Dalle ore 12 di martedì 6 ottobre p.v. sarà operativo lo sportello per la presentazione delle domande di accesso alle agevolazioni del bando Brevetti+2. Con questo programma il Ministero dello Sviluppo Economico si rivolge alle PMI e agli spinoff accademici/universitari che presentano progetti per la valorizzazione economica di brevetti rilasciati dal 2013 (dal 2012 per gli spinoff). A questo link trovate il testo del bando: http://www.uibm.gov.it/attachments/Bando%20Brevetti+2.pdf.

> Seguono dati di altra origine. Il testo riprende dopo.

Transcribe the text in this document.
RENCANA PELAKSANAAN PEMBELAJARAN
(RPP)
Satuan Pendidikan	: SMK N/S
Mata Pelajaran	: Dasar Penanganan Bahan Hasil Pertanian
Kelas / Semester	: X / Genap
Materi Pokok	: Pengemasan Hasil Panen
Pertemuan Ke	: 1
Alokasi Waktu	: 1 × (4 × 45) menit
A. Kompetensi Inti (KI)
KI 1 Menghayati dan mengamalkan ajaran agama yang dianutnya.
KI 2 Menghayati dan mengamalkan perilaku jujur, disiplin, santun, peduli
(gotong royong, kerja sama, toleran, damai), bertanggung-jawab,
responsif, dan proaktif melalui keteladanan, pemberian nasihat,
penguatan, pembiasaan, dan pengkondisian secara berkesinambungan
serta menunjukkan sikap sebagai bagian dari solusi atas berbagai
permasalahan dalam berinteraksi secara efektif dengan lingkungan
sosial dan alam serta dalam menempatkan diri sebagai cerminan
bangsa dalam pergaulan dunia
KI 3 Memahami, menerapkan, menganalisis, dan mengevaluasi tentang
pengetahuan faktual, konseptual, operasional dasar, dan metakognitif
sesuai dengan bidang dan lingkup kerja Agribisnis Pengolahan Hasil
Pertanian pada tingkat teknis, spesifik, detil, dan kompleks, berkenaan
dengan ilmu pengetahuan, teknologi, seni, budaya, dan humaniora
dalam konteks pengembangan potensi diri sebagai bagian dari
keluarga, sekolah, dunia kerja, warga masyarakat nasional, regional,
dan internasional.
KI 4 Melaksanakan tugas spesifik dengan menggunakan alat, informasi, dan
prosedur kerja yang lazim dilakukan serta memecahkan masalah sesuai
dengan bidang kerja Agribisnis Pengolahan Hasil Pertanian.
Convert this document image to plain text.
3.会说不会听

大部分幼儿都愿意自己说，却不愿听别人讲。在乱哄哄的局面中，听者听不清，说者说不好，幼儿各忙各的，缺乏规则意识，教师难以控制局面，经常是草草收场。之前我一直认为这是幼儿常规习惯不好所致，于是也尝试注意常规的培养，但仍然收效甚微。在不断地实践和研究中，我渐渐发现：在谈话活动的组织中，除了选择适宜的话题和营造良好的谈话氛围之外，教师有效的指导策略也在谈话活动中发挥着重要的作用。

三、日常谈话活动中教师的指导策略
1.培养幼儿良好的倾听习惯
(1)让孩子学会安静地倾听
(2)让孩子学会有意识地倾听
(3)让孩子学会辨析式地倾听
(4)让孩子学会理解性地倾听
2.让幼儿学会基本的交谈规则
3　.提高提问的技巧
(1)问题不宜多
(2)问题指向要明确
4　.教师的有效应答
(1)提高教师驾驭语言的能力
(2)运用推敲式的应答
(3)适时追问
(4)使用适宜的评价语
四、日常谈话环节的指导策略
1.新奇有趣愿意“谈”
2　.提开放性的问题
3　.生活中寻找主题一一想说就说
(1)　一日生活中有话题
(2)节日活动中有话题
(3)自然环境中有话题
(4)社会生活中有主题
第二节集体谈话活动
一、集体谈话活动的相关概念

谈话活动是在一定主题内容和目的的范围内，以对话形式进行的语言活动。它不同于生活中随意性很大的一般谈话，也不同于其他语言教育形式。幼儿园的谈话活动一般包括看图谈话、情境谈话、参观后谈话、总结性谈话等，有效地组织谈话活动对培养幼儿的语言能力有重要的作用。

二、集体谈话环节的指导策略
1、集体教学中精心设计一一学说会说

Il bando è gestito da Invitalia. Pertanto, i candidati dovranno richiedere l’account di accesso ai servizi di Invitalia (https://appregistrazioneaccountinvitalia.invitalia.it/Pages/default.aspx) ed indicare un indirizzo di posta elettronica ordinario (non deve essere indicato un indirizzo PEC). Al termine della registrazione riceveranno un’email per la conferma dell’account e l’attivazione della registrazione.

Completate le suddette fasi preliminari, i candidati potranno accedere alla procedura on line per l’inserimento del project plan e della documentazione richiesta, da firmare digitalmente da parte del legale rappresentante dell’impresa richiedente, all’atto della spedizione. Entro 30 giorni dall’assegnazione del protocollo elettronico, il project plan, unitamente agli allegati richiesti, deve essere inviato, esclusivamente a mezzo PEC, all’indirizzo brevettiplus@pec.invitalia.it.

Le domande saranno esaminate in base all’ordine di arrivo. Sarà quindi opportuno essere celeri nella predisposizione dei materiali richiesti per avere più opportunità di ricevere quanto stanziato dal bando.